I opted for crocus and scilla, because tulips are beautiful  but the first time it rains they break my heart in two. Crocus, peeking up through the snow in February also  break my heart, but in a lovely way.imgres-copy

If and when November weather arrives I will work to expand my chili repertoire. I shall master chicken and dumplings, ditto the meatloaf. 

As a matter of fact, the same colleague who instructs me on lawn care is also my meatloaf mentor, so I am hopeful for good results all the way around.

I expect to have plans for a new garage by the end of the month.  At first I thought I would just replace the one I have, but as I have thought more about it, the design has grown to include a garage, a new patio and backyard fireplace. 

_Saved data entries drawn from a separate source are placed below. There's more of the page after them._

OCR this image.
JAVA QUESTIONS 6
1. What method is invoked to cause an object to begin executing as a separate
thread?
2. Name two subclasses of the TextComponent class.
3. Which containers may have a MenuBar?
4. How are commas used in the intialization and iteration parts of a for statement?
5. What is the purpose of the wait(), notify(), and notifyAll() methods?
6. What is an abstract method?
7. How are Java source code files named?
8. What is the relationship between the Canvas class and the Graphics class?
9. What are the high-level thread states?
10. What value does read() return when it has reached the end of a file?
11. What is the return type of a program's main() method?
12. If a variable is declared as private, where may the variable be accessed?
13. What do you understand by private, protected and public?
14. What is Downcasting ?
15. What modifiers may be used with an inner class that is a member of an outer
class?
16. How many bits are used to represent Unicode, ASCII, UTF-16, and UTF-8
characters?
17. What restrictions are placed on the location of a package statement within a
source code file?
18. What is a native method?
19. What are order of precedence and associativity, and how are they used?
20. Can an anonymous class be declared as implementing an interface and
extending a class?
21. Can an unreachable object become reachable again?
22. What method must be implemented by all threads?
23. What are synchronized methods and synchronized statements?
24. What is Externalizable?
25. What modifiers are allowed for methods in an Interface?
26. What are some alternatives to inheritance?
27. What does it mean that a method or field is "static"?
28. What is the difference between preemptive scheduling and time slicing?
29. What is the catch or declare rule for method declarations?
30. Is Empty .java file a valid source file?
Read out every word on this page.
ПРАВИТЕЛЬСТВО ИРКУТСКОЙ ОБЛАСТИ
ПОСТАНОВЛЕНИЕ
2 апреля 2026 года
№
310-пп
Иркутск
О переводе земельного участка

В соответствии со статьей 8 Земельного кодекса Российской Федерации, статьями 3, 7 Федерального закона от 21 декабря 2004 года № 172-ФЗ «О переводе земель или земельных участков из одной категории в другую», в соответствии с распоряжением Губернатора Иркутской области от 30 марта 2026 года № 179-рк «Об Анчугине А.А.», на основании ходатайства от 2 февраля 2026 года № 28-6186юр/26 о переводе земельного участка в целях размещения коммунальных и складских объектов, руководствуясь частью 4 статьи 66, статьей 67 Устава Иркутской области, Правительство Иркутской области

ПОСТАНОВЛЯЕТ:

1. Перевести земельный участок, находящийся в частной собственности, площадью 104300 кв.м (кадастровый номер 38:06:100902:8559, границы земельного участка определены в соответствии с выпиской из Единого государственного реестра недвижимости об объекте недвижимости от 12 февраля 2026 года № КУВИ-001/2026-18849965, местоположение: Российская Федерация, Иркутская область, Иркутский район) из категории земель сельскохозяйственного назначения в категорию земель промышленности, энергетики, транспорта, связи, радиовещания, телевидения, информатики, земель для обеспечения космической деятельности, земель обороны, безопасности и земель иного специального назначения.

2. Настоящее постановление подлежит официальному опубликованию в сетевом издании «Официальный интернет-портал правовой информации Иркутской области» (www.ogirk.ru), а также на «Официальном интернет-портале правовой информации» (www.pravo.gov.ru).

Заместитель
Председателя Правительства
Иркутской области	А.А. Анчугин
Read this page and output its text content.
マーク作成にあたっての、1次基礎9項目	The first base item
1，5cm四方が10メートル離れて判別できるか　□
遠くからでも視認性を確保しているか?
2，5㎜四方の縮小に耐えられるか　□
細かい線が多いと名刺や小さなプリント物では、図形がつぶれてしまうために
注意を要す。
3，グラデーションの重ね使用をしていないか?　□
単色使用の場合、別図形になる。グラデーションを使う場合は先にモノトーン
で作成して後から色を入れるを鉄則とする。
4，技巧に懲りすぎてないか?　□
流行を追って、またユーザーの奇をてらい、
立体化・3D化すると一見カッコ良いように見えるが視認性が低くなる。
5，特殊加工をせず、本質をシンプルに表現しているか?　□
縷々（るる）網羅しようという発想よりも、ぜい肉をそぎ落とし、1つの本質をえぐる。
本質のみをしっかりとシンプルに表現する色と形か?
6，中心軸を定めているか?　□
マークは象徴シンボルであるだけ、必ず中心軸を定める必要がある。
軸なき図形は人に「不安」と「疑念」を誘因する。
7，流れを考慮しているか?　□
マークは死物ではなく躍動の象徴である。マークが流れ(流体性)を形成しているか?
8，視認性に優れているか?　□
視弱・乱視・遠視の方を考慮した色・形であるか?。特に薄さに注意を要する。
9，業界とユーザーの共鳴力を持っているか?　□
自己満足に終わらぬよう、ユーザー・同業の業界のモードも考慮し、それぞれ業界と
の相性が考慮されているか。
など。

Plans, here, being the operative word.  It is likely I will end up with a parking pad, a car tarp and a hibachi grill balanced on some cinderblocks on a little patch of dirt, but right now, in my head, it’s going to be spectacular.

And we haven’t even talked about December and the holiday festivities.  Of course we will be busy making plans and wrapping gifts and overeating and regretting it in the morning.  In other words, we have lives to live and we should return to them as soon as possible. 

This is not to say that our concerns  are over now that the election is.  Rather, it is a small reminder that we have control over our own lives, every day down here at ground zero.  That, regardless of who has been elected, we still make decisions for ourselves and we have the power to adjust those decisions to accommodate whoever will be in the White House come January 20.  To remind us that, after that cold and blustery morning of the swearing in, it will be okay, because soon February will arrive, and with it, crocus.